La peur
« L’émotion la plus forte et la plus ancienne de l’humanité c’est la peur, et la peur la plus ancienne et la plus forte est celle de l’inconnu. » H. P. Lovecraft
Sous l’évidence du mot et de l’émotion qui lui est associée, qu’est-ce finalement, la peur ?
C’est d’abord quelque chose qui se manifeste ! On en perçoit les effets au niveau physiologique, la peur fait accélérer le rythme cardiaque, elle fait transpirer. Elle induit des comportements instinctifs qui oscillent entre tétanisation, fuite et combat.
« Il était douteux, inquiet : un souffle, une ombre, un rien, tout lui donnait la fièvre. Le mélancolique animal entend un léger bruit : ce lui fut un signal pour s’enfuir devers sa tanière. » La Fontaine dans Le Lièvre et les Grenouilles en montre l’essentiel : la peur est une émotion, mais aussi une réponse physiologique, une réaction à une situation perçue comme dangereuse, un mécanisme de survie.
Elle nous fait écarquiller les yeux pour augmenter notre acuité et montrer aux autres notre état émotionnel.
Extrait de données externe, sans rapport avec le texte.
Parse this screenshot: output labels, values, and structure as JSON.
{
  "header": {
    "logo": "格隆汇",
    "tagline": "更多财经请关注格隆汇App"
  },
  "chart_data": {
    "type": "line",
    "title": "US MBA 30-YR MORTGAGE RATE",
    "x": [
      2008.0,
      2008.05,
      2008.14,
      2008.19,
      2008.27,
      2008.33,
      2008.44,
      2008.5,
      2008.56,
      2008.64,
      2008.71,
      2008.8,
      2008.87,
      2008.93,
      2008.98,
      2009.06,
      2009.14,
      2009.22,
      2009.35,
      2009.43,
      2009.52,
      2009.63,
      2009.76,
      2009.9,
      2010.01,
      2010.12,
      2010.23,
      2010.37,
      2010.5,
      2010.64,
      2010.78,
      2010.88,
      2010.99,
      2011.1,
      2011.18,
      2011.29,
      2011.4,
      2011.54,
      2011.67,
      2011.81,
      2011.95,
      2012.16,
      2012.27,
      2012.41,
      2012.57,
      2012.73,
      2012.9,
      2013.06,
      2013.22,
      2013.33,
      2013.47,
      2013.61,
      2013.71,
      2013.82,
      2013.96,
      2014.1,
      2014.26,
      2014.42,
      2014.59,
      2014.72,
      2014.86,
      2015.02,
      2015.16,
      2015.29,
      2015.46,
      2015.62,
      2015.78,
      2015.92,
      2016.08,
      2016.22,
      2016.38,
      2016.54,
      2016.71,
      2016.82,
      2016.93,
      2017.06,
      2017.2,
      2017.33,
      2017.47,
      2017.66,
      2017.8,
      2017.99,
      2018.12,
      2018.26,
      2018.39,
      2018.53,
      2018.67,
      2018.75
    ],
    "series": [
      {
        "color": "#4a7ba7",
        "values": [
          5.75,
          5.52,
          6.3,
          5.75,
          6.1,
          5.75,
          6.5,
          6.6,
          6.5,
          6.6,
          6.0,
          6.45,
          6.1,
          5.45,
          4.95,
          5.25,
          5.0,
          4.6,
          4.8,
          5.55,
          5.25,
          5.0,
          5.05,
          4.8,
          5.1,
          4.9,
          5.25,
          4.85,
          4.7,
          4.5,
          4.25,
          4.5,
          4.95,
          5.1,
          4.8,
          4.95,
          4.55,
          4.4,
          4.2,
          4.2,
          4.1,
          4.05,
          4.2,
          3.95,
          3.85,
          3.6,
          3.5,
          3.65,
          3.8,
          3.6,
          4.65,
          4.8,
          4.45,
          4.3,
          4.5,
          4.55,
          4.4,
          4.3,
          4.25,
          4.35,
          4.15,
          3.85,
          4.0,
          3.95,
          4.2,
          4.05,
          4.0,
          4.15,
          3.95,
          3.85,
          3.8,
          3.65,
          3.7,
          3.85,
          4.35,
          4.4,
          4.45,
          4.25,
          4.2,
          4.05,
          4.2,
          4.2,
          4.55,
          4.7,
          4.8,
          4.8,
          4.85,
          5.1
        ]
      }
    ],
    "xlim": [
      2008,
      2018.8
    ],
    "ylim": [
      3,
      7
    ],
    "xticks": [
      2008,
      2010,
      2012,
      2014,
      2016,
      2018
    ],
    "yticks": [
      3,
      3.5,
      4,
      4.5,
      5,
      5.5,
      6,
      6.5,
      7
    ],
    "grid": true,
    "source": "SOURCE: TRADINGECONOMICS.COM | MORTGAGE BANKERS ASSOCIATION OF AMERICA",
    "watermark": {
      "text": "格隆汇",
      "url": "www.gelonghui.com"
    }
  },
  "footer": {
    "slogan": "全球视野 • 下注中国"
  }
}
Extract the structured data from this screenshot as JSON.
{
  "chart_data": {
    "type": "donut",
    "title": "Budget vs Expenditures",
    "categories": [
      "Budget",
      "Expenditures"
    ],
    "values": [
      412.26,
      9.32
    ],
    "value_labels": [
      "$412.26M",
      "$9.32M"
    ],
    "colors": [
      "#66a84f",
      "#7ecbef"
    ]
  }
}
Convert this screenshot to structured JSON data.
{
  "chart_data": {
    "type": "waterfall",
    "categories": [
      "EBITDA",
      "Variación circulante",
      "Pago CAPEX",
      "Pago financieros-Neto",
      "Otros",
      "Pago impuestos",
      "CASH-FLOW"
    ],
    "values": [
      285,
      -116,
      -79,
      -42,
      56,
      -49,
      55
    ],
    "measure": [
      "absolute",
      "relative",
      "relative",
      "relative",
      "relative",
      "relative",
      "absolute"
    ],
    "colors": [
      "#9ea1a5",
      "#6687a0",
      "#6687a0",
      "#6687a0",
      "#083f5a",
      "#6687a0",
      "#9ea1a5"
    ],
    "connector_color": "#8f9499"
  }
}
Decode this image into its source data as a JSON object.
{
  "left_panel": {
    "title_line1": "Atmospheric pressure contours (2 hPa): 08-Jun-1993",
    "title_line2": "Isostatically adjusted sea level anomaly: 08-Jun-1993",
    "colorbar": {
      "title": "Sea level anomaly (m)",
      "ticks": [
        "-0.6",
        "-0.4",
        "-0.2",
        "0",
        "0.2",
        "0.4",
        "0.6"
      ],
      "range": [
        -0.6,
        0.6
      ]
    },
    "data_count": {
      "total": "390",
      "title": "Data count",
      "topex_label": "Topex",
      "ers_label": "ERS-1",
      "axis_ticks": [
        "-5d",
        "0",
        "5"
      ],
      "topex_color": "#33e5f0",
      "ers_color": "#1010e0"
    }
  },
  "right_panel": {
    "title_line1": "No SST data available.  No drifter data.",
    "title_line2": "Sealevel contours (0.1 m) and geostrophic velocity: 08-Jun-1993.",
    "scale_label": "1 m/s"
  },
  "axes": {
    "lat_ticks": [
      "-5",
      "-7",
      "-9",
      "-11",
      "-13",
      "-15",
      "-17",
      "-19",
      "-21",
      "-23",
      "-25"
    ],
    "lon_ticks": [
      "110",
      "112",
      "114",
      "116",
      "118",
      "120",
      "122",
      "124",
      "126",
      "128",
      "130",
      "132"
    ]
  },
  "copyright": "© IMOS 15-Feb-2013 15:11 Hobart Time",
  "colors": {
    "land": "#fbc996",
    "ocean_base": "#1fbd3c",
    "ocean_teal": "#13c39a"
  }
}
Car, si la peur se ressent, se vit, elle s’exprime, l’évolution nous a d’ailleurs dotés de capacités très fines (expressions du visage, intonations de la voix, postures, gestes) pour faire comprendre, mais aussi pour identifier les émotions chez nos semblables.
Ce qui est spécifique de la peur humaine, c’est la possibilité de la verbaliser. Un imaginaire ancestral de la peur est parvenu jusqu’à nous. Tout un catalogue d’images, de peurs réelles aux peurs illusoires, ont été mises en scène sous diverses formes narratives. Contes et récits se sont mis en place pour apprivoiser les manifestations surnaturelles, spirituelles ou imaginaires - figures du diable, êtres fantastiques, monstres et chimères, revenants et spectres - ainsi que certaines « manifestations naturelles » telles que les catastrophes causées par des phénomènes météorologiques et cosmiques, les épidémies et autres calamités qui accablent depuis toujours l’humanité. On en trouve des manifestations collectives dans affects tels que l’angoisse « fin de siècle » ou « l’éco anxiété ». Leur point commun reste l’irruption ou l’anticipation d’une rupture de l’ordre habituel de la vie et des choses. Stephan King dans « The Anatomy of horror » liste les peurs les plus communes de notre sensibilité occidentale : la peur du noir, la peur des choses gluantes, la peur de la difformité, la peur de la mort, la peur des rats, la peur des serpents, la peur des espaces clos, la peur des insectes, la peur des autres, la peur pour autrui.
Ainsi la peur se situe à la rencontre du vécu individuel, subjectif, intime et d’un universel de la condition humaine. Il faut garder à l’esprit que c’est un processus nécessaire à la survie, une mobilisation du corps et de l’esprit qui permet de faire face au danger, une nécessité qui a perdu une partie de son utilité, un état de vie intense dont il reste quelque chose dans le goût pour les récits et les films qui font peur, nous y reviendrons.
Cependant, quand elle devient excessive dans son déclenchement, son intensité ou sa durée, la peur peut basculer vers l’anxiété, la phobie, l’angoisse. Peurs sans objets, peurs disproportionnées, permanentes, de normales et fonctionnelles, elles deviennent alors pathologiques et empêchent de vivre. L’imagerie cérébrale montre les circuits de la peur notamment l’amygdale, les régions du tronc cérébral et l’hypothalamus. Ainsi les neurosciences permettent de « voir » ces réseaux et leurs dysfonctionnements sur lesquels l’on peut agir notamment par la réactivation des sensations traumatiques. L’écriture, à sa façon, peut elle aussi agir sur la peur, avec les mots, les rythmes, les images, « éteindre ou rallumer » la peur par des stimulations auditives, visuelles ou tactiles.